Dopo la pluripremiata opera Indivisibili, il regista partenopeo Edoardo De Angelis torna a stupire gli spettatori con Il vizio della speranza, il suo quinto film, presentato dallo stesso regista e dall’indimenticabile cast al Duel Village di Caserta, lo scorso giovedì 22 novembre.
Insignito del premio del pubblico BNL alla tredicesima edizione del Festival del Cinema di Roma, il nuovo film di De Angelis, oltre alla calorosa accoglienza del numeroso pubblico alla prima nazionale, riscuote fin da subito grande entusiasmo anche dalla critica.
Protagonista del lungometraggio è Maria, magistralmente interpretata da Pina Turco (Gomorra), giovane donna con un passato turbolento alle spalle, che lavora per una boss tossicomane che guida un losco giro d’affari di aborti clandestini, di prostitute nigeriane, i cui bambini subito dopo il parto vengono destinati a famiglie adottive, in cambio di soldi. Ma anche in questo mondo in cui alberga la miseria, in cui si percepisce un forte senso d’abbandono, che sconfina in una desolazione in cui è facile annegare e da cui sembra quasi impossibile potersi sottrarre, ad un tratto in Maria si insinua il germe della speranza, come un vizio; quello del coraggio ostinato di voler conquistare la rinascita, la vita. Maria, infatti, si accorge di essere miracolosamente incinta, nonostante, in seguito ad una violenza sessuale subita in tenera età, i medici le avessero dichiarato che sarebbe stato impossibile per lei diventare madre. Inizia, così, per la protagonista un percorso di cambiamento interiore, che la porta a chiedersi quanto effettivamente sia giusto quello che ha fatto finora, sopratutto quando decide di aiutare a fuggire una ragazza incinta che non vuole essere costretta a vendere suo figlio.
Si innescano una serie di meccanismi che portano la ragazza ad allontanarsi dalla madame, dalla sua casa e dalla sua famiglia, e il suo unico rifugio diventa l’ex giostraio Carlo Pengue, incarnato da Massimiliano Rossi, proprio colui che l’aveva salvata da bambina e che anche adesso, a distanza di anni, le sembra ancora l’unico essere umano che conosce.
Il vizio della speranza, frutto di un lavoro di circa due anni, come afferma lo stesso regista che non ama il termine “location”, è una storia non solo ambientata a Castel Volturno, bensì è una storia di Castel Volturno, in cui il paesaggio cupo si fonde con i sentimenti dei personaggi grigi che lo abitano. Per De Angelis è lo stesso luogo a suggerire determinate storie ed emozioni, perché diviene inesorabilmente esso stesso uno stato d’animo.
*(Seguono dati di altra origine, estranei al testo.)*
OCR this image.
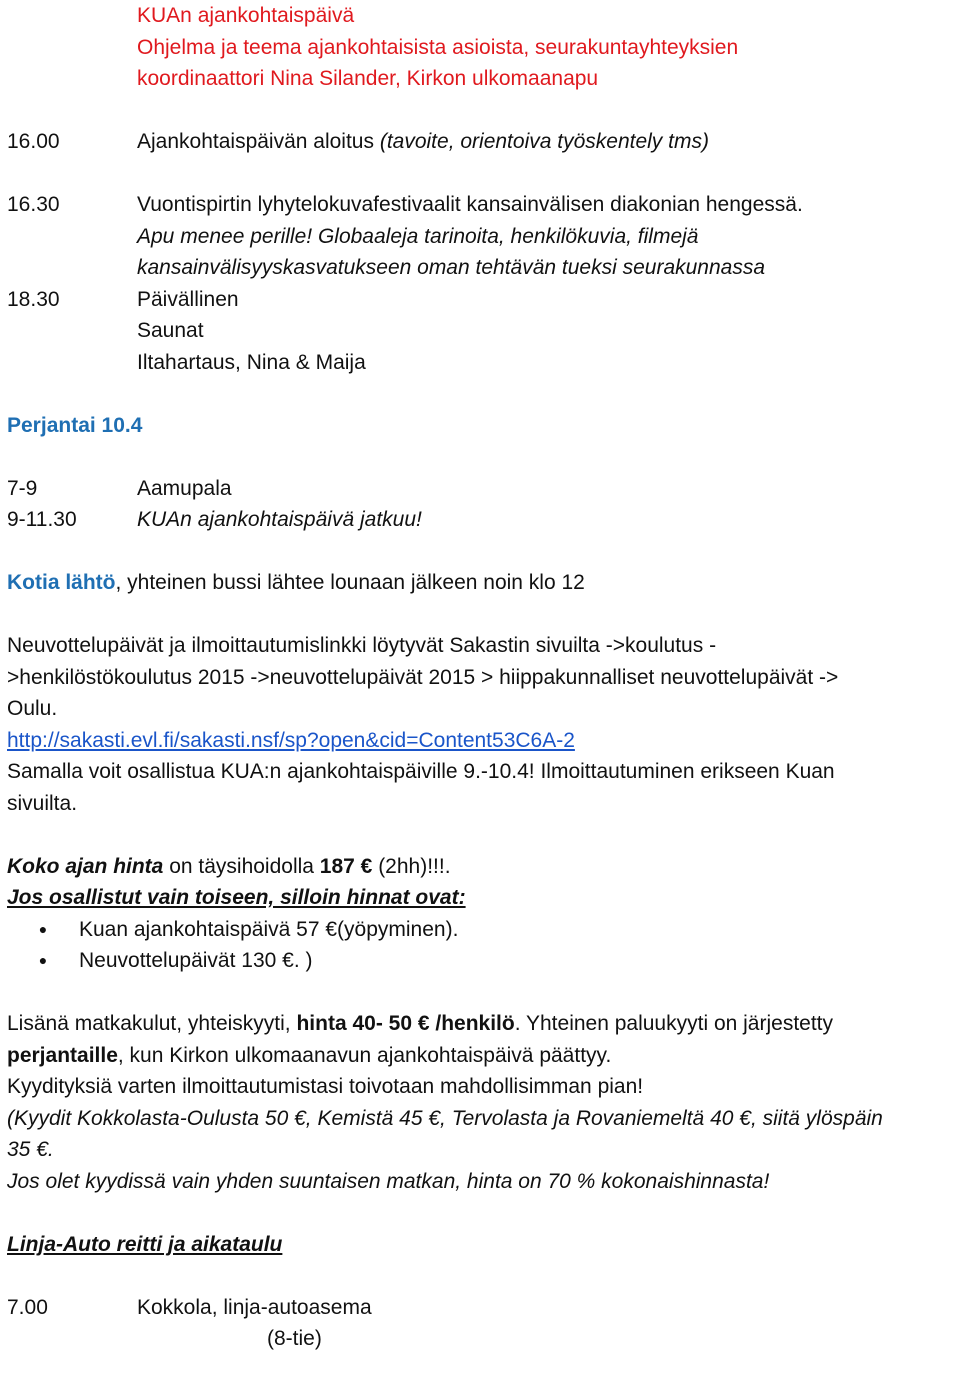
KUAn ajankohtaispäivä
Ohjelma ja teema ajankohtaisista asioista, seurakuntayhteyksien
koordinaattori Nina Silander, Kirkon ulkomaanapu
16.00	Ajankohtaispäivän aloitus (tavoite, orientoiva työskentely tms)
16.30	Vuontispirtin lyhytelokuvafestivaalit kansainvälisen diakonian hengessä.
Apu menee perille! Globaaleja tarinoita, henkilökuvia, filmejä
kansainvälisyyskasvatukseen oman tehtävän tueksi seurakunnassa
18.30	Päivällinen
Saunat
Iltahartaus, Nina & Maija
Perjantai 10.4
7-9	Aamupala
9-11.30	KUAn ajankohtaispäivä jatkuu!
Kotia lähtö, yhteinen bussi lähtee lounaan jälkeen noin klo 12
Neuvottelupäivät ja ilmoittautumislinkki löytyvät Sakastin sivuilta ->koulutus -
>henkilöstökoulutus 2015 ->neuvottelupäivät 2015 > hiippakunnalliset neuvottelupäivät ->
Oulu.
http://sakasti.evl.fi/sakasti.nsf/sp?open&cid=Content53C6A-2
Samalla voit osallistua KUA:n ajankohtaispäiville 9.-10.4! Ilmoittautuminen erikseen Kuan
sivuilta.
Koko ajan hinta on täysihoidolla 187 € (2hh)!!!.
Jos osallistut vain toiseen, silloin hinnat ovat:
●	Kuan ajankohtaispäivä 57 €(yöpyminen).
●	Neuvottelupäivät 130 €. )
Lisänä matkakulut, yhteiskyyti, hinta 40- 50 € /henkilö. Yhteinen paluukyyti on järjestetty
perjantaille, kun Kirkon ulkomaanavun ajankohtaispäivä päättyy.
Kyydityksiä varten ilmoittautumistasi toivotaan mahdollisimman pian!
(Kyydit Kokkolasta-Oulusta 50 €, Kemistä 45 €, Tervolasta ja Rovaniemeltä 40 €, siitä ylöspäin
35 €.
Jos olet kyydissä vain yhden suuntaisen matkan, hinta on 70 % kokonaishinnasta!
Linja-Auto reitti ja aikataulu
7.00	Kokkola, linja-autoasema
(8-tie)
A suggellare brillantemente la dimensione intrinseca ed estrinseca delle anime che si muovono in questa dimensione di forte realismo, perchè basata su eventi tristemente reali in questa terra, ma narrata quasi come fosse una fiaba, contribuisce la splendida fotografia di Ferran Parades Rubio.
A fare da sfondo a questa preghiera laica, è una bellissima colonna sonora scritta da Enzo Avitabile, in cui non esiste nessun tema principale, nessun elemento è preponderante rispetto all’altro e dove napoletano ed africano sembrano quasi intrecciarsi, anche grazie al brano Malaika di Miriam Makeba, scelto come una sorta di omaggio alla contante morta proprio a Castel Volturno nel mese di novembre di dieci anni fa. Il cast, oltre ai già citati Massimiliano Rossi e alla bravissima Pina Turco, nel ruolo della protagonista che le è valso anche vari riconoscimenti a Tokyo, è composto anche da Cristina Donadio (Gomorra) che interpreta splendidamente la madre della protagonista, Marina Confalone, la cosiddetta Zì Marì, pappona senza scrupoli e ancora Odette Gomis, Maria Angela Robustelli, Marcello Romolo, Imma Mauriello.
Con Il vizio della speranza De Angelis realizza il suo film più intimo, crudo affresco di uno spaccato di realtà feroce, che da un’ iniziale atmosfera di forte realismo, con l’incalzare del ritmo, sfocia quasi in una realtà fuori dal tempo, quella metaforica della natività, alimentata dal fuoco della speranza, che custodisce gelosamente e che è nascita. Una sceneggiature quella di De Angelis e Umberto Contarello che lascia ampio spazio alla riflessione, un’opera sicuramente da vedere e che non può lasciare indifferente lo spettatore.